With respect to "statistical heterogeneity", we know that it only quantifies the variability between the study's results, and that it can be due to real differences related to the approach and execution of the included studies, or to other causes. In other words, it tries to quantify the variability in the results, that is measured in the different studies, with respect to the average global outcome, and to determine whether this variability is higher than what would be expected merely by chance.

The negative values of the statistical I2 are made to be equal to zero, so that the I2 is between 0% and 100%. A value of 0% shows that there is no observed heterogeneity and the greater values show a growing heterogeneity. Having markers that indicate the degrees of heterogeneity, 25% is considered to be "low statistical heterogeneity", 50% shows "moderate statistical heterogeneity" and 75% implies "high statistical heterogeneity". These markers are attributable to the statistical heterogeneity of the studies, and not to chance. An I2 of 0% is considered to have "excellent statistical homogeneity" and if variability existed in the estimation of the effects, this would be due to sampling error in the trials, and not to heterogeneity. This is the case in outcomes of live births, clinical pregnancy and miscarriage, in our review, since the results do not vary more than what would be expected from influence by chance. Finding a "low statistical heterogeneity" for the implantation outcome leads us to consider that there is scarce variability attributable to statistical heterogeneity between the studies and not to chance. Also, for embryo quality outcomes, we found "moderate statistical heterogeneity", considering it to be a moderate variability, attributable to the statistical heterogeneity between the studies and not to chance. On the other hand, for the fertilization outcome, we found a "high statistical heterogeneity", showing that the greatest part of the variability between the studies is due to heterogeneity, more than chance.

In order to decrease the "statistical heterogeneity" in this systematic review, it is important to guarantee that there is no "clinical heterogeneity" that would make the combination of results impossible, but it is not possible to maintain a "low clinical heterogeneity" because few studies fulfilled our inclusion criteria; due to their high risk of bias, resulting in a limitation. As a consequence, only two studies were included in this systematic review.
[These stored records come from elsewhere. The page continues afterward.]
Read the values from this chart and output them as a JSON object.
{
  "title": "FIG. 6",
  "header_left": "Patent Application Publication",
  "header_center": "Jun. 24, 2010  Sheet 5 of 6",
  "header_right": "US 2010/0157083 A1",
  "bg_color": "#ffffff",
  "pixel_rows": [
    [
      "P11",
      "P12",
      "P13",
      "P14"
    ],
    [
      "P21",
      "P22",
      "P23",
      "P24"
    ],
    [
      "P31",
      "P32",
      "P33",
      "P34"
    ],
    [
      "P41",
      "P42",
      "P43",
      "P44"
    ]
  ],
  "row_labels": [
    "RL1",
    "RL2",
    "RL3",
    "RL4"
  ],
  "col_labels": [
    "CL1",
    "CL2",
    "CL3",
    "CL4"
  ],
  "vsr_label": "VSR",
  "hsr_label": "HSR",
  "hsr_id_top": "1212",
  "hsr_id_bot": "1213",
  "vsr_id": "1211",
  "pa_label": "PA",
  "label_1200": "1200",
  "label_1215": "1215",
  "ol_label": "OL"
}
As far as we know, this is the first systematic review that compares PICSI vs. ICSI in the prognosis of couples with male factor, taking into account the following outcome measures: live births, clinical pregnancy, implantation, embryo quality, fertilization and miscarriage. We suggest that future studies be carried out according to the CONSORT guidelines; however, due to the nature of the intervention, it would be difficult to achieve blinding of the embryologist when performing the fertilization technique (PICSI vs. ICSI). The risk of bias could be reduced in blinding for outcome analysis and of the personnel performing the embryo transfers. It is important that these future studies provide quantitative information on results and that the rates of miscarriages, live births and clinical pregnancy be considered as primary results, without ignoring rates of implantation, fertilization and embryo quality, for the comparison of the techniques. We also recommend including the analysis of subgroups, in order to eliminate variables that affect results, such as sperm quality (morphology, concentration and motility), cause of female and male infertility, number and quality of transferred embryos, day of embryo transfer, fresh or frozen transfer, own oocyte or donated oocyte.